Las cámaras son ideales para estos menesteres, porque registran las posiciones corporales, los gestos y las trayectorias de los que están en sus lugares. Y de los que no están también, ya sea porque han faltado como porque no se los ha contratado.

Así, escarbadas las enzimas y los receptores postsinápticos endorfínicos, los empleados presentes dejan su lugar a los ausentes, que trabajan desde la memoria, desde sus representaciones numéricas e imaginarias o desde los curriculums. "Tengo muchos curriculums", dice el jefe cada vez que le piden aumento.

Las cámaras de seguridad, los hackers que las rastrean, las compañías que venden sus datos, los gobiernos que les dan los nombramientos: todos intentan fijar al ido, al ausente, al ídolo genial que siempre está moviéndose y que sería el reemplazante justo para ese que está.

La cámara de felicidad reemplaza a la percepción cárnica del mundo.
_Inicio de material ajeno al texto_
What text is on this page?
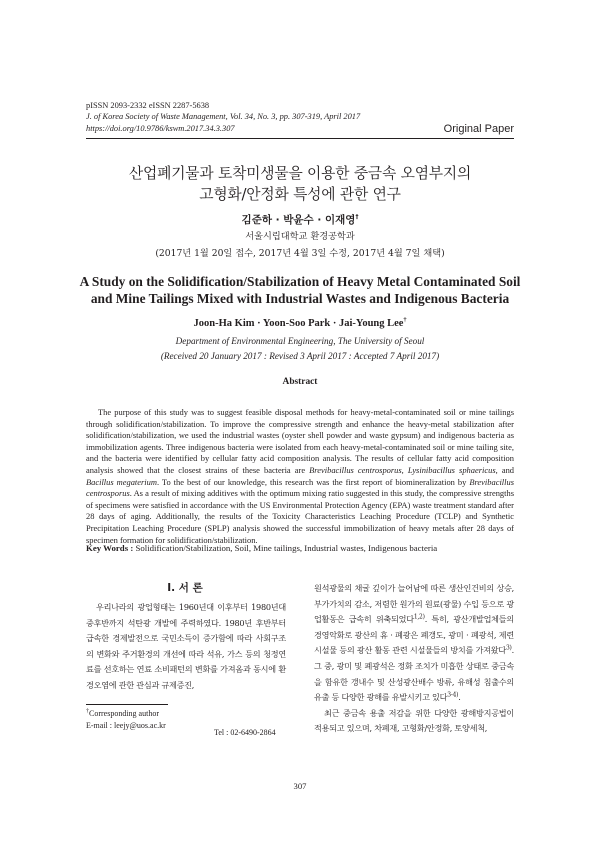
pISSN 2093-2332 eISSN 2287-5638
J. of Korea Society of Waste Management, Vol. 34, No. 3, pp. 307-319, April 2017
https://doi.org/10.9786/kswm.2017.34.3.307	Original Paper
산업폐기물과 토착미생물을 이용한 중금속 오염부지의
고형화/안정화 특성에 관한 연구
김준하 · 박윤수 · 이재영†
서울시립대학교 환경공학과
(2017년 1월 20일 접수, 2017년 4월 3일 수정, 2017년 4월 7일 채택)
A Study on the Solidification/Stabilization of Heavy Metal Contaminated Soil
and Mine Tailings Mixed with Industrial Wastes and Indigenous Bacteria
Joon-Ha Kim · Yoon-Soo Park · Jai-Young Lee†
Department of Environmental Engineering, The University of Seoul
(Received 20 January 2017 : Revised 3 April 2017 : Accepted 7 April 2017)
Abstract

The purpose of this study was to suggest feasible disposal methods for heavy-metal-contaminated soil or mine tailings through solidification/stabilization. To improve the compressive strength and enhance the heavy-metal stabilization after solidification/stabilization, we used the industrial wastes (oyster shell powder and waste gypsum) and indigenous bacteria as immobilization agents. Three indigenous bacteria were isolated from each heavy-metal-contaminated soil or mine tailing site, and the bacteria were identified by cellular fatty acid composition analysis. The results of cellular fatty acid composition analysis showed that the closest strains of these bacteria are Brevibacillus centrosporus, Lysinibacillus sphaericus, and Bacillus megaterium. To the best of our knowledge, this research was the first report of biomineralization by Brevibacillus centrosporus. As a result of mixing additives with the optimum mixing ratio suggested in this study, the compressive strengths of specimens were satisfied in accordance with the US Environmental Protection Agency (EPA) waste treatment standard after 28 days of aging. Additionally, the results of the Toxicity Characteristics Leaching Procedure (TCLP) and Synthetic Precipitation Leaching Procedure (SPLP) analysis showed the successful immobilization of heavy metals after 28 days of specimen formation for solidification/stabilization.

Key Words : Solidification/Stabilization, Soil, Mine tailings, Industrial wastes, Indigenous bacteria
I. 서 론

우리나라의 광업형태는 1960년대 이후부터 1980년대 중후반까지 석탄광 개발에 주력하였다. 1980년 후반부터 급속한 경제발전으로 국민소득이 증가함에 따라 사회구조의 변화와 주거환경의 개선에 따라 석유, 가스 등의 청정연료를 선호하는 연료 소비패턴의 변화를 가져옴과 동시에 환경오염에 관한 관심과 규제증진,

원석광물의 채굴 깊이가 늘어남에 따른 생산인건비의 상승, 부가가치의 감소, 저렴한 원가의 원료(광물) 수입 등으로 광업활동은 급속히 위축되었다$^{1,2)}$. 특히, 광산개발업체들의 경영악화로 광산의 휴 · 폐광은 폐갱도, 광미 · 폐광석, 제련시설물 등의 광산 활동 관련 시설물들의 방치를 가져왔다$^{3)}$. 그 중, 광미 및 폐광석은 정화 조치가 미흡한 상태로 중금속을 함유한 갱내수 및 산성광산배수 방류, 유해성 침출수의 유출 등 다양한 광해를 유발시키고 있다$^{3-4)}$.
최근 중금속 용출 저감을 위한 다양한 광해방지공법이 적용되고 있으며, 차폐재, 고형화/안정화, 토양세척,
†Corresponding author
E-mail : leejy@uos.ac.kr
Tel : 02-6490-2864
307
Los jefes están ausentes, para que los empleados luchen afanosamente por su felicidad y porque nadie es profeta en su tierra.

Ya lo decía el filosofo Paul Virilio: la verdadera revolución de la tecnologías es el proceso de aceleración de la sociedad, en continuo in crescendo.

A partir del paulatino y constante despliegue de lo digital, que apuntala eso que ha estado ahí, la luz de las cámaras deja de ser un referente para ser lo referido: el esposo no espía a su mujer, usa a su mujer para espiar su nueva cámara.

La empleada cuida al bebé desde la cámara 1 a la 4, pero unos mundos invisibles se crean entre las cámaras, donde puede haber alguien escondido, o nadie, que sería lo mismo.

¿Quien no quiere un jefe que esté yendo a un lugar, que se esté moviendo, que esté entrecámaras?

Virilio, igual que McLuhan, es cristiano: son católicos, globales y descubren fantasmas planetarios.

Y es en el planeta donde las cámaras sorprenden con las manos en la masa: en tanto accidentes móviles, purificados vectores de velocidad, las cámaras avanzan sobre los restos de la ciudad, destruyendo todo lo que encuentran, inclusive la felicidad de los empleados.

Las cámaras son terminales, son híbridas. Se desenroscan y en su lugar se ponen otras, mas veloces y baratas: sus objetivos también.

Las cámaras todo lo convierten en turismo.

El lugar turístico, alejado hace unas décadas, ahora comienza a acercarse a la obsoleta ciudad. Miles de turistas del mundo vienen a colonizar Buenos Aires, a infectarlo de imágenes digitales.

Si el espacio se comprimía con los viajes en tren y más aún en el avión, ahora, propone Virilio, el espacio se ha anulado definitivamente, se ha esfumado convertido en ondas-puntos de luz, solo capturables por las cámaras. Colapsó. Es una forma de decir, claro.

Cada día somos registrados centenares de veces por las cámaras de la ciudad, que ignoran la diferencia entre público y privado.

La inutilidad de una vida en tren infecta las nuevas estaciones que son ahora telepuertos, servidores y routers.

Hay que medir la felicidad de los empleados, hasta que se sientan turistas en su propia empresa.